The weekend lawn chores may become just a bit easier.  Scotts Miracle-Gro has been given the green light to sell Roundup-ready Kentucky bluegrass without government approval.  The U.S.D.A determined that the genetically modified bluegrass was exempt because the modification did not include plant pests.

Most Roundup-ready crops contain a slice of DNA from a plant virus that acts as a herbicide resistant trigger and falls under the U.S.D.A.’s control over plant pests.  Scott’s genetically modified Kentucky bluegrass was provided herbicide resistance from other plants.  Consequently, no plant pests and no federal regulation.  Via NY Times.

Kentucky bluegrass may be the most popular grass in America as it is readily found in most lawns, golf courses, parks and prairies.  As was with Roundup-ready crops, the Roundup-ready bluegrass will be extremely popular and should cut down on hours of lawn maintenance.  Refusing to declare the genetically modified grass a noxious weed, the U.S.D.A. determined that the genetically modified grass does not pose any greater invasive threat than the conventional version.

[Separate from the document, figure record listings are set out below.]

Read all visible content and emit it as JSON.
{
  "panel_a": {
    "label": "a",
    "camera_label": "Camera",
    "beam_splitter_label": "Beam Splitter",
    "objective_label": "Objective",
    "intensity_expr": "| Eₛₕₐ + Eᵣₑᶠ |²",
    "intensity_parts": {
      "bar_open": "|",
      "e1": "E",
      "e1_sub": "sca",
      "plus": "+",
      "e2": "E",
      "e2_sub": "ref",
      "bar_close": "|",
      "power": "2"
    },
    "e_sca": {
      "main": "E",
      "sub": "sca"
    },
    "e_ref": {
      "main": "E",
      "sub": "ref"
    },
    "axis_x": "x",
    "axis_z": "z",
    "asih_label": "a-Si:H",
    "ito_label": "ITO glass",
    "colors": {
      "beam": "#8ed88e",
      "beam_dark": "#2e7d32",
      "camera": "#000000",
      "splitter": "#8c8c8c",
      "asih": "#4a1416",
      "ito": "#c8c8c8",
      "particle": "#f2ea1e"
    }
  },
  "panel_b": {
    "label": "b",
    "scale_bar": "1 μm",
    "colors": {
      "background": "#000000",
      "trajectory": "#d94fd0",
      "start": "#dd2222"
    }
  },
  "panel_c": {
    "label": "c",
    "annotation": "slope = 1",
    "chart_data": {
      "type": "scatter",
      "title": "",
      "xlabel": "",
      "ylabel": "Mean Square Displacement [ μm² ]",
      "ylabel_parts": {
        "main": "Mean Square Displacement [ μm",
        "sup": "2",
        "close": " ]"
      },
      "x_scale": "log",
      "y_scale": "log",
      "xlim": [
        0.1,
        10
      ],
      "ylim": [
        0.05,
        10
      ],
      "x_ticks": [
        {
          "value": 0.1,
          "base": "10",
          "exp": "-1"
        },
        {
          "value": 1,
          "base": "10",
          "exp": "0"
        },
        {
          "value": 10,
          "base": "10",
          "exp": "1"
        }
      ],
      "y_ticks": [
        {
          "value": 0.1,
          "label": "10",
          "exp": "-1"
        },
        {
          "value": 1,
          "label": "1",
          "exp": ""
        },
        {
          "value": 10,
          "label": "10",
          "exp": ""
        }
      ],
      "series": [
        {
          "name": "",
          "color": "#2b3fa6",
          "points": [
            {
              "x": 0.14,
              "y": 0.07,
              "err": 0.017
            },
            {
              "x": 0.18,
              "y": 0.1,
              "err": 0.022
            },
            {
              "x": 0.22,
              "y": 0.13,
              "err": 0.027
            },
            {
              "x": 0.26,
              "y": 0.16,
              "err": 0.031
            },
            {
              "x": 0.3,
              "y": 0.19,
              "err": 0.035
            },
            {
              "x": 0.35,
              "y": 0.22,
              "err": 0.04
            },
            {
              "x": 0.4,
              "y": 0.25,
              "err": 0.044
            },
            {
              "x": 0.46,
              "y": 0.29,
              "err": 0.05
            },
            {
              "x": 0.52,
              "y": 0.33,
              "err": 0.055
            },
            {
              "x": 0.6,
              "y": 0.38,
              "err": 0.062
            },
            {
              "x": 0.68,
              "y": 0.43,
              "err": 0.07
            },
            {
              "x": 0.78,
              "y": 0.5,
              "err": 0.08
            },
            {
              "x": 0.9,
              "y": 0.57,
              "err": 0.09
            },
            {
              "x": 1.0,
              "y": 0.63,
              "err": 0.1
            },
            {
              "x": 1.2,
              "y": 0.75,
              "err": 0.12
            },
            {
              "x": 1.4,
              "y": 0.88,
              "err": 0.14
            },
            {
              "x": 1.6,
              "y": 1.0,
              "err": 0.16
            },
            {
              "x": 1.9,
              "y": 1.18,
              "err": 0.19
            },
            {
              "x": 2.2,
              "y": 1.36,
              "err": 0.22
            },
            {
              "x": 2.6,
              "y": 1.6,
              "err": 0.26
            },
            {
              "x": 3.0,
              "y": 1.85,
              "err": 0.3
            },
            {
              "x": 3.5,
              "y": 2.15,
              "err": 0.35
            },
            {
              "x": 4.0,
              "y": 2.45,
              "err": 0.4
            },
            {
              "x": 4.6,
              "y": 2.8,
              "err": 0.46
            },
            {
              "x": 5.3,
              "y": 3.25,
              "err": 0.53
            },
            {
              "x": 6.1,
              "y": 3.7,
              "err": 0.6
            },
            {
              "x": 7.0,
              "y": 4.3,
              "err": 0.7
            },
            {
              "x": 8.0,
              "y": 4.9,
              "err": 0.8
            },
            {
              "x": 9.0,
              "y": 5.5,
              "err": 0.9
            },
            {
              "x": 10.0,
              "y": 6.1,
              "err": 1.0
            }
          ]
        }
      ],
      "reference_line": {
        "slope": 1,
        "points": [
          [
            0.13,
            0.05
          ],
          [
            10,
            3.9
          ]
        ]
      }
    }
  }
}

While the exemption may be correct under the current regulations, the anti-GMO and organic crowds are fearful the decision may pave the way for deregulation of other GMO’s.  Bev Hill, from Good Food 4 All points out other potential problems.  For starters, she argues that glyphosphate is one of the leading contaminates of our nation’s waterways, which will worsen given an increase of the pesticide use in lawn care.  Furthermore, extensive use of Roundup will eventually create Roundup-resistant superweeds leading to the application of more toxic pesticides.  Read more.

Whether you are pro-Roundup or anti-Roundup, one does not have to stretch the imagination to consider the potential legal battles with genetically modified grass.  Neighbors on opposite sides of the GMO fence may battle over invasiveness of the grass or even pesticide application.  The organic industry may be affected if pastures grazed upon by organic livestock become tainted with genetically modified bluegrass.  In addition, Bayer’s $750 million dollar settlement with farmers over genetically tainted rice crops, may entice future litigation in this area.  Link to info on settlement here.

In any event it looks like the GMO fight is moving from the fields to the burbs.